Summary: A Fair Buy Now But I’d Like A Greater Margin Of Safety Before I Add
UnitedHealth’s operating fundamentals and fortress-like balance sheet make it a 13/13 ultra SWAN. This is precisely why the stock is the 15th most valuable holding in my portfolio, comprising 1.4% of its total value.
Relative to its fair value, UnitedHealth isn’t a table-pounding buy right now. However, it’s a respectable buy at 6% below fair value. That is because, from the current share price, investors are set up for annual total returns of around 14%. Each $1 invested in UnitedHealth could turn into $3.84 by 2033 if things go as expected. That is far better than the $2.59 that the same $1 invested in the S&P could be worth by that time.

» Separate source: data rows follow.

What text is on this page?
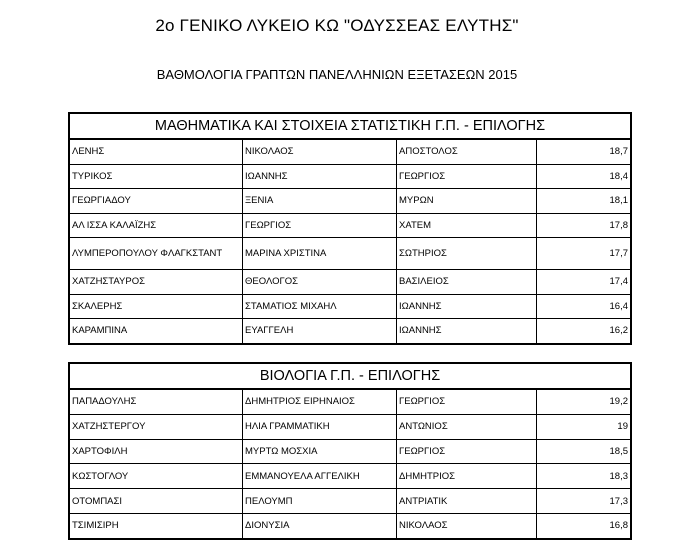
2ο ΓΕΝΙΚΟ ΛΥΚΕΙΟ ΚΩ "ΟΔΥΣΣΕΑΣ ΕΛΥΤΗΣ"
ΒΑΘΜΟΛΟΓΙΑ ΓΡΑΠΤΩΝ ΠΑΝΕΛΛΗΝΙΩΝ ΕΞΕΤΑΣΕΩΝ 2015
ΜΑΘΗΜΑΤΙΚΑ ΚΑΙ ΣΤΟΙΧΕΙΑ ΣΤΑΤΙΣΤΙΚΗ Γ.Π. - ΕΠΙΛΟΓΗΣ
ΛΕΝΗΣ	ΝΙΚΟΛΑΟΣ	ΑΠΟΣΤΟΛΟΣ	18,7
ΤΥΡΙΚΟΣ	ΙΩΑΝΝΗΣ	ΓΕΩΡΓΙΟΣ	18,4
ΓΕΩΡΓΙΑΔΟΥ	ΞΕΝΙΑ	ΜΥΡΩΝ	18,1
ΑΛ ΙΣΣΑ ΚΑΛΑΪΖΗΣ	ΓΕΩΡΓΙΟΣ	ΧΑΤΕΜ	17,8
ΛΥΜΠΕΡΟΠΟΥΛΟΥ ΦΛΑΓΚΣΤΑΝΤ	ΜΑΡΙΝΑ ΧΡΙΣΤΙΝΑ	ΣΩΤΗΡΙΟΣ	17,7
ΧΑΤΖΗΣΤΑΥΡΟΣ	ΘΕΟΛΟΓΟΣ	ΒΑΣΙΛΕΙΟΣ	17,4
ΣΚΑΛΕΡΗΣ	ΣΤΑΜΑΤΙΟΣ ΜΙΧΑΗΛ	ΙΩΑΝΝΗΣ	16,4
ΚΑΡΑΜΠΙΝΑ	ΕΥΑΓΓΕΛΗ	ΙΩΑΝΝΗΣ	16,2
ΒΙΟΛΟΓΙΑ Γ.Π. - ΕΠΙΛΟΓΗΣ
ΠΑΠΑΔΟΥΛΗΣ	ΔΗΜΗΤΡΙΟΣ ΕΙΡΗΝΑΙΟΣ	ΓΕΩΡΓΙΟΣ	19,2
ΧΑΤΖΗΣΤΕΡΓΟΥ	ΗΛΙΑ ΓΡΑΜΜΑΤΙΚΗ	ΑΝΤΩΝΙΟΣ	19
ΧΑΡΤΟΦΙΛΗ	ΜΥΡΤΩ ΜΟΣΧΙΑ	ΓΕΩΡΓΙΟΣ	18,5
ΚΩΣΤΟΓΛΟΥ	ΕΜΜΑΝΟΥΕΛΑ ΑΓΓΕΛΙΚΗ	ΔΗΜΗΤΡΙΟΣ	18,3
ΟΤΟΜΠΑΣΙ	ΠΕΛΟΥΜΠ	ΑΝΤΡΙΑΤΙΚ	17,3
ΤΣΙΜΙΣΙΡΗ	ΔΙΟΝΥΣΙΑ	ΝΙΚΟΛΑΟΣ	16,8
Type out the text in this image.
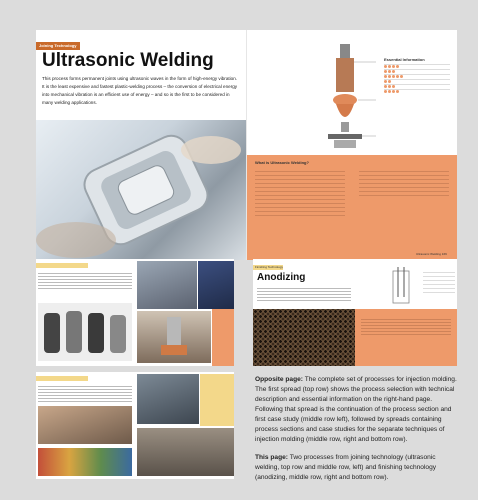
Joining Technology
Ultrasonic Welding
This process forms permanent joints using ultrasonic waves in the form of high-energy vibration. It is the least expensive and fastest plastic-welding process – the conversion of electrical energy into mechanical vibration is an efficient use of energy – and so is the first to be considered in many welding applications.
Essential Information
What is Ultrasonic Welding?
Ultrasonic Welding 169
Finishing Technology
Anodizing
Opposite page: The complete set of processes for injection molding. The first spread (top row) shows the process selection with technical description and essential information on the right-hand page. Following that spread is the continuation of the process section and first case study (middle row left), followed by spreads containing process sections and case studies for the separate techniques of injection molding (middle row, right and bottom row).
This page: Two processes from joining technology (ultrasonic welding, top row and middle row, left) and finishing technology (anodizing, middle row, right and bottom row).
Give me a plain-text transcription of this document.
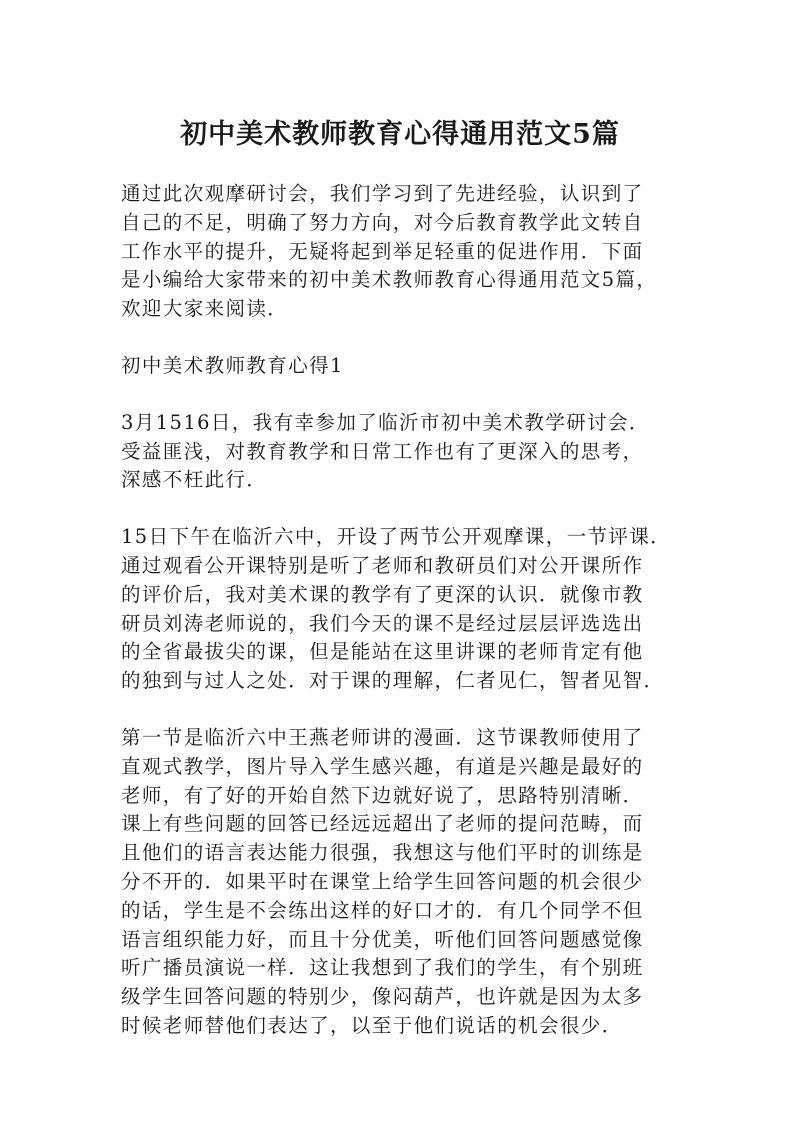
初中美术教师教育心得通用范文5篇

通过此次观摩研讨会，我们学习到了先进经验，认识到了
自己的不足，明确了努力方向，对今后教育教学此文转自
工作水平的提升，无疑将起到举足轻重的促进作用．下面
是小编给大家带来的初中美术教师教育心得通用范文5篇，
欢迎大家来阅读．

初中美术教师教育心得1

3月1516日，我有幸参加了临沂市初中美术教学研讨会．
受益匪浅，对教育教学和日常工作也有了更深入的思考，
深感不枉此行．

15日下午在临沂六中，开设了两节公开观摩课，一节评课．
通过观看公开课特别是听了老师和教研员们对公开课所作
的评价后，我对美术课的教学有了更深的认识．就像市教
研员刘涛老师说的，我们今天的课不是经过层层评选选出
的全省最拔尖的课，但是能站在这里讲课的老师肯定有他
的独到与过人之处．对于课的理解，仁者见仁，智者见智．

第一节是临沂六中王燕老师讲的漫画．这节课教师使用了
直观式教学，图片导入学生感兴趣，有道是兴趣是最好的
老师，有了好的开始自然下边就好说了，思路特别清晰．
课上有些问题的回答已经远远超出了老师的提问范畴，而
且他们的语言表达能力很强，我想这与他们平时的训练是
分不开的．如果平时在课堂上给学生回答问题的机会很少
的话，学生是不会练出这样的好口才的．有几个同学不但
语言组织能力好，而且十分优美，听他们回答问题感觉像
听广播员演说一样．这让我想到了我们的学生，有个别班
级学生回答问题的特别少，像闷葫芦，也许就是因为太多
时候老师替他们表达了，以至于他们说话的机会很少．
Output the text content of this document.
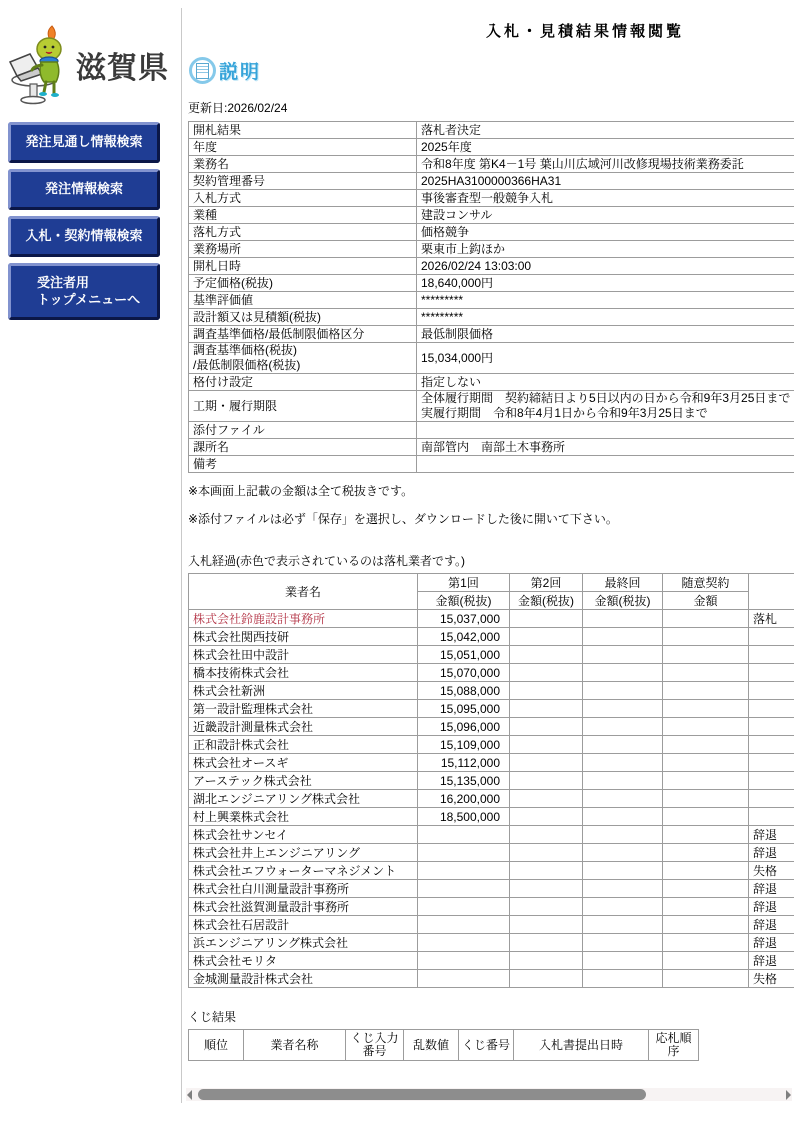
滋賀県
発注見通し情報検索
発注情報検索
入札・契約情報検索
受注者用
トップメニューへ
入札・見積結果情報閲覧
説明
更新日:2026/02/24
開札結果	落札者決定

年度	2025年度

業務名	令和8年度 第K4－1号 葉山川広域河川改修現場技術業務委託

契約管理番号	2025HA3100000366HA31

入札方式	事後審査型一般競争入札

業種	建設コンサル

落札方式	価格競争

業務場所	栗東市上鈎ほか

開札日時	2026/02/24 13:03:00

予定価格(税抜)	18,640,000円

基準評価値	*********

設計額又は見積額(税抜)	*********

調査基準価格/最低制限価格区分	最低制限価格

調査基準価格(税抜)
/最低制限価格(税抜)	15,034,000円

格付け設定	指定しない

工期・履行期限	全体履行期間　契約締結日より5日以内の日から令和9年3月25日まで
実履行期間　令和8年4月1日から令和9年3月25日まで

添付ファイル	

課所名	南部管内　南部土木事務所

備考	

※本画面上記載の金額は全て税抜きです。
※添付ファイルは必ず「保存」を選択し、ダウンロードした後に開いて下さい。
入札経過(赤色で表示されているのは落札業者です。)
業者名	第1回	第2回	最終回	随意契約	
	金額(税抜)	金額(税抜)	金額(税抜)	金額	
株式会社鈴鹿設計事務所	15,037,000				落札
株式会社関西技研	15,042,000				
株式会社田中設計	15,051,000				
橋本技術株式会社	15,070,000				
株式会社新洲	15,088,000				
第一設計監理株式会社	15,095,000				
近畿設計測量株式会社	15,096,000				
正和設計株式会社	15,109,000				
株式会社オースギ	15,112,000				
アーステック株式会社	15,135,000				
湖北エンジニアリング株式会社	16,200,000				
村上興業株式会社	18,500,000				
株式会社サンセイ					辞退
株式会社井上エンジニアリング					辞退
株式会社エフウォーターマネジメント					失格
株式会社白川測量設計事務所					辞退
株式会社滋賀測量設計事務所					辞退
株式会社石居設計					辞退
浜エンジニアリング株式会社					辞退
株式会社モリタ					辞退
金城測量設計株式会社					失格
くじ結果
順位	業者名称	くじ入力番号	乱数値	くじ番号	入札書提出日時	応札順序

Because I already have a healthy position in UnitedHealth, I am going to wait for a selloff to around $500 a share before I add more. But investors looking for an entry point in the stock should consider buying now and potentially adding more on the way down if that happens.
Analyst’s Disclosure: I/we have a beneficial long position in the shares of UNH either through stock ownership, options, or other derivatives. I wrote this article myself, and it expresses my own opinions. I am not receiving compensation for it (other than from Seeking Alpha). I have no business relationship with any company whose stock is mentioned in this article.